Combien de temps dure la randonnée des 25 bosses
La boucle des 25 bosses se lit comme une vraie sortie d’endurance, avec une distance d’environ 16 km et un relief qui demande du souffle sur la durée. J’y vois une randonnée à réserver à une demi-journée bien remplie, davantage si je veux marcher sans me presser, faire des pauses et ménager mes appuis sur le grès. Avec un sac léger, de l’eau en réserve et des chaussures déjà rodées, je peux garder un rythme régulier sans me faire surprendre par l’enchaînement des bosses.
Où commencer les 25 bosses selon votre niveau
Le choix du départ dépend surtout de l’aisance que je cherche à me donner au démarrage. Si je veux un point d’ancrage simple à lire sur la carte, je peux viser le parking de la Croix Saint-Jérôme, un grand parking aménagé dont les coordonnées GPS facilitent l’arrivée. Pour une approche plus tranquille, je préfère parfois m’éloigner du cœur le plus fréquenté et rejoindre le circuit depuis un accès qui me laisse le temps d’entrer dans l’ambiance de la forêt. Je garde aussi en tête que le terrain se prête mieux à un départ tôt, avec une carte hors ligne et un œil sur la météo, un peu comme je le ferais avant une longue traversée de plage normande.
Questions fréquentes
Où se garer pour faire le circuit des 25 bosses ?
Le plus pratique est de se garer au parking de la Croix-Saint-Jérôme ou au parking de la Cuisinière, selon votre point de départ sur le massif des Trois Pignons. Ces parkings permettent d’accéder rapidement au circuit des 25 bosses sans longue approche à pied.
Combien de temps dure la randonnée des 25 bosses ?
Le circuit des 25 bosses prend en général entre 4 et 6 heures selon votre rythme, les pauses et le niveau du groupe. La boucle fait environ 16 à 17 km avec un dénivelé important, ce qui en fait une randonnée sportive.
Est-ce que le parking est gratuit à Fontainebleau ?
Oui, la plupart des parkings forestiers autour de Fontainebleau sont gratuits. En revanche, certains parkings urbains ou proches des zones très fréquentées peuvent être payants, donc il vaut mieux vérifier la signalisation sur place.

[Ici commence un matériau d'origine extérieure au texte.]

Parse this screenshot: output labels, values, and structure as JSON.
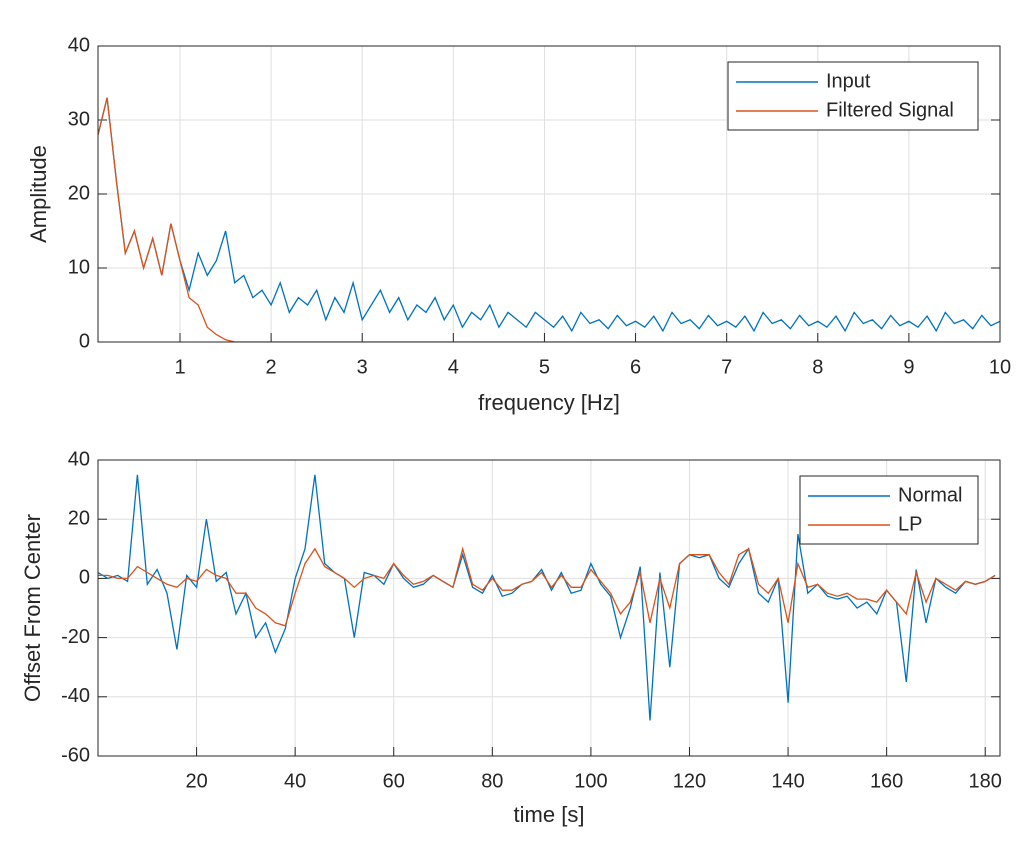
{
  "chart_data": [
    {
      "type": "line",
      "xlabel": "frequency [Hz]",
      "ylabel": "Amplitude",
      "xlim": [
        0.1,
        10
      ],
      "ylim": [
        0,
        40
      ],
      "xticks": [
        1,
        2,
        3,
        4,
        5,
        6,
        7,
        8,
        9,
        10
      ],
      "yticks": [
        0,
        10,
        20,
        30,
        40
      ],
      "grid": true,
      "legend": "upper right",
      "x": [
        0.1,
        0.2,
        0.3,
        0.4,
        0.5,
        0.6,
        0.7,
        0.8,
        0.9,
        1.0,
        1.1,
        1.2,
        1.3,
        1.4,
        1.5,
        1.6,
        1.7,
        1.8,
        1.9,
        2.0,
        2.1,
        2.2,
        2.3,
        2.4,
        2.5,
        2.6,
        2.7,
        2.8,
        2.9,
        3.0,
        3.1,
        3.2,
        3.3,
        3.4,
        3.5,
        3.6,
        3.7,
        3.8,
        3.9,
        4.0,
        4.1,
        4.2,
        4.3,
        4.4,
        4.5,
        4.6,
        4.7,
        4.8,
        4.9,
        5.0,
        5.1,
        5.2,
        5.3,
        5.4,
        5.5,
        5.6,
        5.7,
        5.8,
        5.9,
        6.0,
        6.1,
        6.2,
        6.3,
        6.4,
        6.5,
        6.6,
        6.7,
        6.8,
        6.9,
        7.0,
        7.1,
        7.2,
        7.3,
        7.4,
        7.5,
        7.6,
        7.7,
        7.8,
        7.9,
        8.0,
        8.1,
        8.2,
        8.3,
        8.4,
        8.5,
        8.6,
        8.7,
        8.8,
        8.9,
        9.0,
        9.1,
        9.2,
        9.3,
        9.4,
        9.5,
        9.6,
        9.7,
        9.8,
        9.9,
        10.0
      ],
      "series": [
        {
          "name": "Input",
          "color": "#0072bd",
          "values": [
            28,
            33,
            22,
            12,
            15,
            10,
            14,
            9,
            16,
            11,
            7,
            12,
            9,
            11,
            15,
            8,
            9,
            6,
            7,
            5,
            8,
            4,
            6,
            5,
            7,
            3,
            6,
            4,
            8,
            3,
            5,
            7,
            4,
            6,
            3,
            5,
            4,
            6,
            3,
            5,
            2,
            4,
            3,
            5,
            2,
            4,
            3,
            2,
            4,
            3,
            2,
            3.5,
            1.5,
            4,
            2.5,
            3,
            1.8,
            3.6,
            2.2,
            2.8,
            2,
            3.5,
            1.5,
            4,
            2.5,
            3,
            1.8,
            3.6,
            2.2,
            2.8,
            2,
            3.5,
            1.5,
            4,
            2.5,
            3,
            1.8,
            3.6,
            2.2,
            2.8,
            2,
            3.5,
            1.5,
            4,
            2.5,
            3,
            1.8,
            3.6,
            2.2,
            2.8,
            2,
            3.5,
            1.5,
            4,
            2.5,
            3,
            1.8,
            3.6,
            2.2,
            2.8
          ]
        },
        {
          "name": "Filtered Signal",
          "color": "#d95319",
          "values": [
            28,
            33,
            22,
            12,
            15,
            10,
            14,
            9,
            16,
            11,
            6,
            5,
            2,
            1,
            0.3,
            0,
            0,
            0,
            0,
            0,
            0,
            0,
            0,
            0,
            0,
            0,
            0,
            0,
            0,
            0,
            0,
            0,
            0,
            0,
            0,
            0,
            0,
            0,
            0,
            0,
            0,
            0,
            0,
            0,
            0,
            0,
            0,
            0,
            0,
            0,
            0,
            0,
            0,
            0,
            0,
            0,
            0,
            0,
            0,
            0,
            0,
            0,
            0,
            0,
            0,
            0,
            0,
            0,
            0,
            0,
            0,
            0,
            0,
            0,
            0,
            0,
            0,
            0,
            0,
            0,
            0,
            0,
            0,
            0,
            0,
            0,
            0,
            0,
            0,
            0,
            0,
            0,
            0,
            0,
            0,
            0,
            0,
            0,
            0,
            0
          ]
        }
      ]
    },
    {
      "type": "line",
      "xlabel": "time [s]",
      "ylabel": "Offset From Center",
      "xlim": [
        0,
        183
      ],
      "ylim": [
        -60,
        40
      ],
      "xticks": [
        20,
        40,
        60,
        80,
        100,
        120,
        140,
        160,
        180
      ],
      "yticks": [
        -60,
        -40,
        -20,
        0,
        20,
        40
      ],
      "grid": true,
      "legend": "upper right",
      "x": [
        0,
        2,
        4,
        6,
        8,
        10,
        12,
        14,
        16,
        18,
        20,
        22,
        24,
        26,
        28,
        30,
        32,
        34,
        36,
        38,
        40,
        42,
        44,
        46,
        48,
        50,
        52,
        54,
        56,
        58,
        60,
        62,
        64,
        66,
        68,
        70,
        72,
        74,
        76,
        78,
        80,
        82,
        84,
        86,
        88,
        90,
        92,
        94,
        96,
        98,
        100,
        102,
        104,
        106,
        108,
        110,
        112,
        114,
        116,
        118,
        120,
        122,
        124,
        126,
        128,
        130,
        132,
        134,
        136,
        138,
        140,
        142,
        144,
        146,
        148,
        150,
        152,
        154,
        156,
        158,
        160,
        162,
        164,
        166,
        168,
        170,
        172,
        174,
        176,
        178,
        180,
        182
      ],
      "series": [
        {
          "name": "Normal",
          "color": "#0072bd",
          "values": [
            2,
            0,
            1,
            -1,
            35,
            -2,
            3,
            -5,
            -24,
            1,
            -3,
            20,
            -1,
            2,
            -12,
            -5,
            -20,
            -15,
            -25,
            -17,
            0,
            10,
            35,
            5,
            2,
            0,
            -20,
            2,
            1,
            -2,
            5,
            0,
            -3,
            -2,
            1,
            -1,
            -3,
            8,
            -3,
            -5,
            1,
            -6,
            -5,
            -2,
            -1,
            3,
            -4,
            2,
            -5,
            -4,
            5,
            -2,
            -6,
            -20,
            -10,
            4,
            -48,
            2,
            -30,
            5,
            8,
            7,
            8,
            0,
            -3,
            5,
            10,
            -5,
            -8,
            0,
            -42,
            15,
            -5,
            -2,
            -6,
            -7,
            -6,
            -10,
            -8,
            -12,
            -4,
            -8,
            -35,
            3,
            -15,
            0,
            -3,
            -5,
            -1,
            -2,
            -1,
            1
          ]
        },
        {
          "name": "LP",
          "color": "#d95319",
          "values": [
            1,
            1,
            0,
            0,
            4,
            2,
            0,
            -2,
            -3,
            0,
            -1,
            3,
            1,
            0,
            -5,
            -5,
            -10,
            -12,
            -15,
            -16,
            -5,
            5,
            10,
            4,
            2,
            0,
            -3,
            0,
            1,
            0,
            5,
            1,
            -2,
            -1,
            1,
            -1,
            -3,
            10,
            -2,
            -4,
            0,
            -4,
            -4,
            -2,
            -1,
            2,
            -3,
            1,
            -3,
            -3,
            3,
            -1,
            -5,
            -12,
            -8,
            2,
            -15,
            0,
            -10,
            5,
            8,
            8,
            8,
            2,
            -2,
            8,
            10,
            -2,
            -5,
            0,
            -15,
            5,
            -3,
            -2,
            -5,
            -6,
            -5,
            -7,
            -7,
            -8,
            -4,
            -8,
            -12,
            2,
            -8,
            0,
            -2,
            -4,
            -1,
            -2,
            -1,
            1
          ]
        }
      ]
    }
  ]
}
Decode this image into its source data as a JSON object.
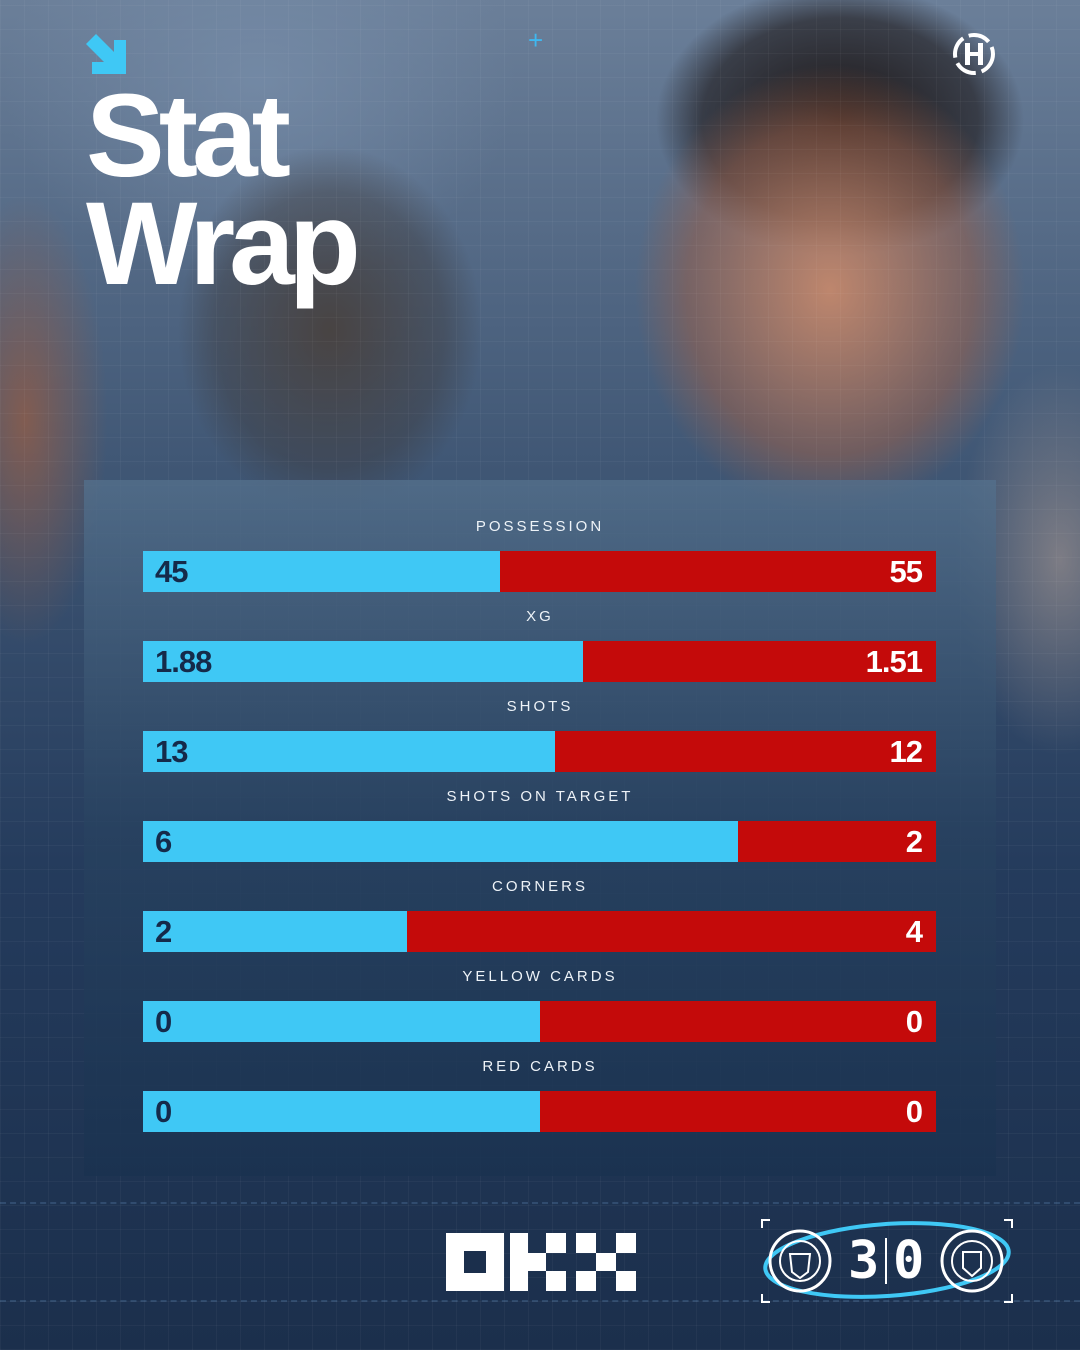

Où commencer les 25 bosses Fontainebleau ?
Le départ se fait le plus souvent depuis le massif des Trois Pignons, près d’Apremont ou de Noisy-sur-École. Les accès les plus utilisés sont autour du parking de la Croix-Saint-Jérôme, qui mène directement au sentier balisé.
Le circuit des 25 bosses est-il difficile ?
Oui, c’est l’un des parcours les plus exigeants de Fontainebleau à cause des nombreuses montées, descentes et passages rocheux. Il est conseillé d’avoir de bonnes chaussures et une bonne condition physique avant de se lancer.
Faut-il un balisage ou une carte pour suivre les 25 bosses ?
Le circuit est balisé, mais il peut être facile de se tromper à certains croisements, surtout en forêt. Une carte IGN ou une application GPS est donc recommandée pour éviter de perdre du temps sur le parcours.